The primary outcome of interest was excess burden of multiorgan abnormalities (two or more organs) relative to controls.
Multi-organ abnormalities on MRI were far more frequent in the COVID-19 group (61% vs27%). COVID-19 was a strong predictor of having an MRI abnormality. (odds ratio 2.9).
Compared with controls, patients were more likely to have MRI evidence of lung abnormalities (p=0·0001), brain abnormalities (p<0·0001), and kidney abnormalities (p=0·014) whereas cardiac and liver MRI abnormalities were similar between patients and controls. (*Nice to know that cardiac abnormalities were similar, but that’s a post for another day.)
After hospitalisation for COVID-19, people are at risk of multiorgan abnormalities in the medium term. Our findings emphasize the need for proactive multidisciplinary care pathways, with the potential for imaging to guide surveillance frequency and therapeutic stratification.
This paper received a high altmetric score of 2252. That places it in the top 5% of all research outputs scored by Altmetric. It was covered by 194 news outlets and tweeted by nearly 2000 accounts, including some very high profile doctors.
Mrs Onderdonk has long taught her students to choose a control arm with care. In the absence of randomization, you want a comparator arm to be similar in many ways to the active arm.
That is not what happened in this study. Not at all. As a reader of a study, the way to assess control arms relative to active arms is Table 1:
There we learn that patients in the control arm were far healthier. Control patients were younger (by 8 years on average), had less obesity, smoked less, had less high blood pressure, less pre-existing lung disease, and less cardiac disease.

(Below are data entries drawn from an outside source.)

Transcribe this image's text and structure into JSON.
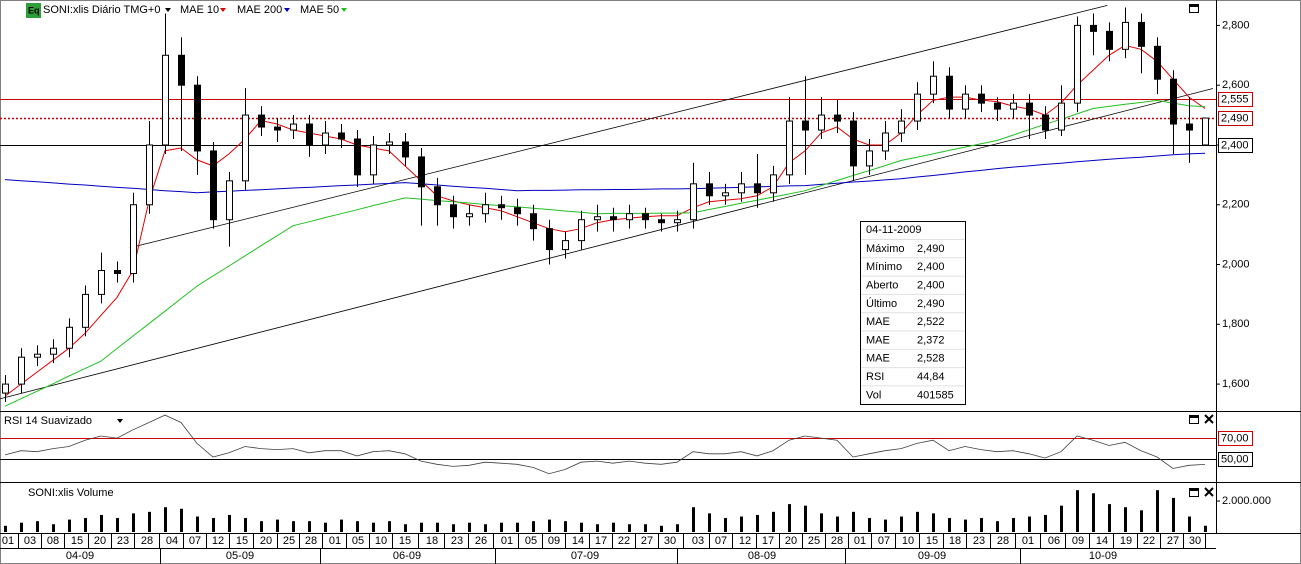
{
  "icon": "Eq",
  "chart_data": [
    {
      "type": "candlestick",
      "title": "SONI:xlis Diário TMG+0",
      "open": [
        1570,
        1600,
        1690,
        1700,
        1720,
        1790,
        1900,
        1980,
        1970,
        2200,
        2400,
        2700,
        2600,
        2380,
        2150,
        2280,
        2500,
        2460,
        2450,
        2470,
        2400,
        2440,
        2420,
        2300,
        2400,
        2410,
        2360,
        2260,
        2200,
        2160,
        2170,
        2200,
        2190,
        2170,
        2120,
        2050,
        2080,
        2150,
        2160,
        2150,
        2170,
        2150,
        2140,
        2150,
        2270,
        2230,
        2240,
        2270,
        2240,
        2300,
        2480,
        2450,
        2500,
        2480,
        2330,
        2380,
        2440,
        2480,
        2570,
        2630,
        2520,
        2570,
        2540,
        2520,
        2540,
        2500,
        2450,
        2540,
        2800,
        2780,
        2720,
        2810,
        2730,
        2620,
        2470,
        2400
      ],
      "high": [
        1630,
        1720,
        1730,
        1750,
        1820,
        1930,
        2040,
        2010,
        2240,
        2480,
        2840,
        2760,
        2630,
        2410,
        2310,
        2590,
        2530,
        2490,
        2500,
        2500,
        2480,
        2470,
        2450,
        2430,
        2440,
        2440,
        2390,
        2290,
        2230,
        2200,
        2240,
        2230,
        2220,
        2200,
        2150,
        2110,
        2180,
        2200,
        2190,
        2200,
        2190,
        2170,
        2180,
        2340,
        2310,
        2270,
        2310,
        2370,
        2330,
        2560,
        2630,
        2560,
        2550,
        2510,
        2420,
        2480,
        2520,
        2610,
        2680,
        2660,
        2600,
        2600,
        2560,
        2570,
        2570,
        2530,
        2600,
        2830,
        2840,
        2810,
        2860,
        2840,
        2760,
        2650,
        2560,
        2490
      ],
      "low": [
        1540,
        1570,
        1660,
        1670,
        1690,
        1760,
        1870,
        1940,
        1940,
        2170,
        2370,
        2380,
        2300,
        2120,
        2060,
        2250,
        2430,
        2410,
        2420,
        2360,
        2370,
        2390,
        2260,
        2270,
        2370,
        2330,
        2130,
        2130,
        2120,
        2130,
        2140,
        2150,
        2130,
        2080,
        2000,
        2020,
        2050,
        2110,
        2110,
        2120,
        2120,
        2110,
        2110,
        2120,
        2200,
        2200,
        2210,
        2190,
        2210,
        2270,
        2300,
        2420,
        2440,
        2280,
        2300,
        2350,
        2410,
        2450,
        2540,
        2490,
        2490,
        2510,
        2480,
        2490,
        2420,
        2420,
        2430,
        2510,
        2700,
        2680,
        2690,
        2640,
        2570,
        2370,
        2340,
        2400
      ],
      "close": [
        1600,
        1690,
        1700,
        1720,
        1790,
        1900,
        1980,
        1970,
        2200,
        2400,
        2700,
        2600,
        2380,
        2150,
        2280,
        2500,
        2460,
        2450,
        2470,
        2400,
        2440,
        2420,
        2300,
        2400,
        2410,
        2360,
        2260,
        2200,
        2160,
        2170,
        2200,
        2190,
        2170,
        2120,
        2050,
        2080,
        2150,
        2160,
        2150,
        2170,
        2150,
        2140,
        2150,
        2270,
        2230,
        2240,
        2270,
        2240,
        2300,
        2480,
        2450,
        2500,
        2480,
        2330,
        2380,
        2440,
        2480,
        2570,
        2630,
        2520,
        2570,
        2540,
        2520,
        2540,
        2500,
        2450,
        2540,
        2800,
        2780,
        2720,
        2810,
        2730,
        2620,
        2470,
        2450,
        2490
      ],
      "series": [
        {
          "name": "MAE 10",
          "color": "#e00000",
          "values": [
            1560,
            1600,
            1640,
            1680,
            1720,
            1770,
            1830,
            1890,
            1980,
            2213,
            2381,
            2390,
            2350,
            2330,
            2370,
            2420,
            2482,
            2470,
            2450,
            2440,
            2430,
            2420,
            2400,
            2390,
            2380,
            2330,
            2280,
            2230,
            2213,
            2200,
            2190,
            2180,
            2160,
            2140,
            2120,
            2110,
            2120,
            2140,
            2150,
            2155,
            2160,
            2163,
            2163,
            2190,
            2210,
            2215,
            2220,
            2230,
            2260,
            2340,
            2380,
            2440,
            2460,
            2420,
            2400,
            2400,
            2440,
            2500,
            2549,
            2560,
            2560,
            2550,
            2545,
            2530,
            2520,
            2500,
            2540,
            2600,
            2650,
            2700,
            2733,
            2720,
            2680,
            2620,
            2560,
            2522
          ]
        },
        {
          "name": "MAE 200",
          "color": "#0000c0",
          "values": [
            2284,
            2280,
            2277,
            2273,
            2269,
            2266,
            2262,
            2258,
            2255,
            2251,
            2247,
            2244,
            2240,
            2243,
            2245,
            2248,
            2250,
            2253,
            2256,
            2258,
            2261,
            2264,
            2266,
            2269,
            2271,
            2274,
            2270,
            2266,
            2262,
            2258,
            2255,
            2251,
            2247,
            2248,
            2248,
            2249,
            2250,
            2250,
            2251,
            2251,
            2252,
            2253,
            2253,
            2254,
            2255,
            2257,
            2258,
            2260,
            2261,
            2263,
            2264,
            2268,
            2272,
            2276,
            2279,
            2283,
            2287,
            2293,
            2298,
            2304,
            2310,
            2315,
            2321,
            2326,
            2330,
            2335,
            2339,
            2344,
            2348,
            2352,
            2356,
            2359,
            2363,
            2367,
            2370,
            2372
          ]
        },
        {
          "name": "MAE 50",
          "color": "#20c020",
          "values": [
            1526,
            1551,
            1576,
            1601,
            1627,
            1652,
            1677,
            1719,
            1761,
            1802,
            1844,
            1886,
            1928,
            1962,
            1995,
            2029,
            2063,
            2096,
            2130,
            2143,
            2157,
            2170,
            2183,
            2197,
            2210,
            2223,
            2219,
            2214,
            2210,
            2206,
            2201,
            2197,
            2193,
            2188,
            2184,
            2179,
            2175,
            2170,
            2171,
            2171,
            2171,
            2172,
            2172,
            2173,
            2184,
            2194,
            2205,
            2215,
            2226,
            2236,
            2247,
            2264,
            2281,
            2298,
            2314,
            2331,
            2348,
            2359,
            2370,
            2382,
            2393,
            2404,
            2415,
            2433,
            2451,
            2469,
            2486,
            2504,
            2522,
            2529,
            2536,
            2542,
            2549,
            2540,
            2531,
            2528
          ]
        }
      ],
      "ylim": [
        1510,
        2885
      ],
      "yticks": [
        {
          "value": 1600,
          "label": "1,600"
        },
        {
          "value": 1800,
          "label": "1,800"
        },
        {
          "value": 2000,
          "label": "2,000"
        },
        {
          "value": 2200,
          "label": "2,200"
        },
        {
          "value": 2400,
          "label": "2,400"
        },
        {
          "value": 2600,
          "label": "2,600"
        },
        {
          "value": 2800,
          "label": "2,800"
        }
      ],
      "levels": [
        {
          "value": 2555,
          "label": "2,555",
          "color": "#d00000",
          "style": "solid"
        },
        {
          "value": 2490,
          "label": "2,490",
          "color": "#c00000",
          "style": "dotted"
        },
        {
          "value": 2400,
          "label": "2,400",
          "color": "#000000",
          "style": "solid"
        }
      ],
      "trendlines": [
        [
          7.8,
          2056,
          68.9,
          2867
        ],
        [
          -0.3,
          1551,
          75.5,
          2589
        ]
      ]
    },
    {
      "type": "line",
      "title": "RSI 14 Suavizado",
      "color": "#404040",
      "values": [
        54,
        58,
        57,
        60,
        62,
        68,
        72,
        70,
        78,
        85,
        92,
        85,
        65,
        52,
        56,
        62,
        60,
        59,
        60,
        56,
        58,
        58,
        53,
        57,
        58,
        55,
        48,
        45,
        43,
        44,
        47,
        46,
        45,
        42,
        36,
        40,
        47,
        48,
        46,
        48,
        46,
        45,
        47,
        57,
        55,
        55,
        57,
        53,
        58,
        68,
        72,
        70,
        68,
        52,
        55,
        58,
        60,
        65,
        68,
        58,
        62,
        59,
        57,
        58,
        55,
        51,
        57,
        72,
        68,
        63,
        66,
        58,
        52,
        41,
        44,
        44.84
      ],
      "ylim": [
        29,
        95
      ],
      "levels": [
        {
          "value": 70,
          "label": "70,00",
          "color": "#d00000",
          "style": "solid"
        },
        {
          "value": 50,
          "label": "50,00",
          "color": "#000000",
          "style": "solid"
        }
      ]
    },
    {
      "type": "bar",
      "title": "SONI:xlis Volume",
      "color": "#000000",
      "values": [
        400000,
        600000,
        700000,
        500000,
        800000,
        900000,
        1100000,
        900000,
        1200000,
        1300000,
        1600000,
        1500000,
        1000000,
        900000,
        1100000,
        900000,
        700000,
        800000,
        700000,
        700000,
        600000,
        800000,
        700000,
        600000,
        700000,
        500000,
        600000,
        600000,
        500000,
        600000,
        500000,
        600000,
        600000,
        700000,
        800000,
        700000,
        600000,
        500000,
        600000,
        500000,
        500000,
        400000,
        500000,
        1600000,
        1200000,
        900000,
        1000000,
        1100000,
        1300000,
        1800000,
        1700000,
        1200000,
        1000000,
        1300000,
        900000,
        800000,
        1000000,
        1300000,
        1200000,
        900000,
        800000,
        900000,
        700000,
        900000,
        1000000,
        1100000,
        1700000,
        2700000,
        2500000,
        1800000,
        1600000,
        1400000,
        2700000,
        2200000,
        1000000,
        401585
      ],
      "ylim": [
        0,
        2970000
      ],
      "yticks": [
        {
          "value": 2000000,
          "label": "2.000.000"
        }
      ]
    }
  ],
  "x_axis": {
    "days": [
      "01",
      "03",
      "08",
      "15",
      "20",
      "23",
      "28",
      "04",
      "07",
      "12",
      "15",
      "20",
      "25",
      "28",
      "01",
      "05",
      "10",
      "15",
      "18",
      "23",
      "26",
      "01",
      "05",
      "09",
      "14",
      "17",
      "22",
      "27",
      "30",
      "03",
      "07",
      "12",
      "17",
      "20",
      "25",
      "28",
      "01",
      "07",
      "10",
      "15",
      "18",
      "23",
      "28",
      "01",
      "06",
      "09",
      "14",
      "19",
      "22",
      "27",
      "30"
    ],
    "months": [
      "04-09",
      "05-09",
      "06-09",
      "07-09",
      "08-09",
      "09-09",
      "10-09"
    ]
  },
  "info": {
    "date": "04-11-2009",
    "rows": [
      {
        "label": "Máximo",
        "value": "2,490"
      },
      {
        "label": "Mínimo",
        "value": "2,400"
      },
      {
        "label": "Aberto",
        "value": "2,400"
      },
      {
        "label": "Último",
        "value": "2,490"
      },
      {
        "label": "MAE",
        "value": "2,522",
        "color": "#e00000"
      },
      {
        "label": "MAE",
        "value": "2,372",
        "color": "#0000c0"
      },
      {
        "label": "MAE",
        "value": "2,528",
        "color": "#20c020"
      },
      {
        "label": "RSI",
        "value": "44,84"
      },
      {
        "label": "Vol",
        "value": "401585"
      }
    ]
  }
}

What do you think will happen comparing MRI images from sicker older patients to those who are younger and healthier? The paper is open access so you can see it yourself.
In this science experiment, the authors did imaging of patients who had just been discharged from a near-week-long hospital stay for an acute infectious disease.
They then compared the imaging abnormalities in this group NOT to a group of patients admitted to the hospital for some other week-long illness, but to a much younger healthier control arm that did not have an illness.
The authors attempted statistical adjustments, but there is no way that any adjustments can account for the massive degrees of differences. Notable also is that fact that there were 259 patients in the active arm and only 52 in the control arm.
Anyone want to guess the grade Mrs Onderdonk would give this experiment?
And what would she say about the fact that it was published in big-named journal and garnered this much attention from medical doctors online?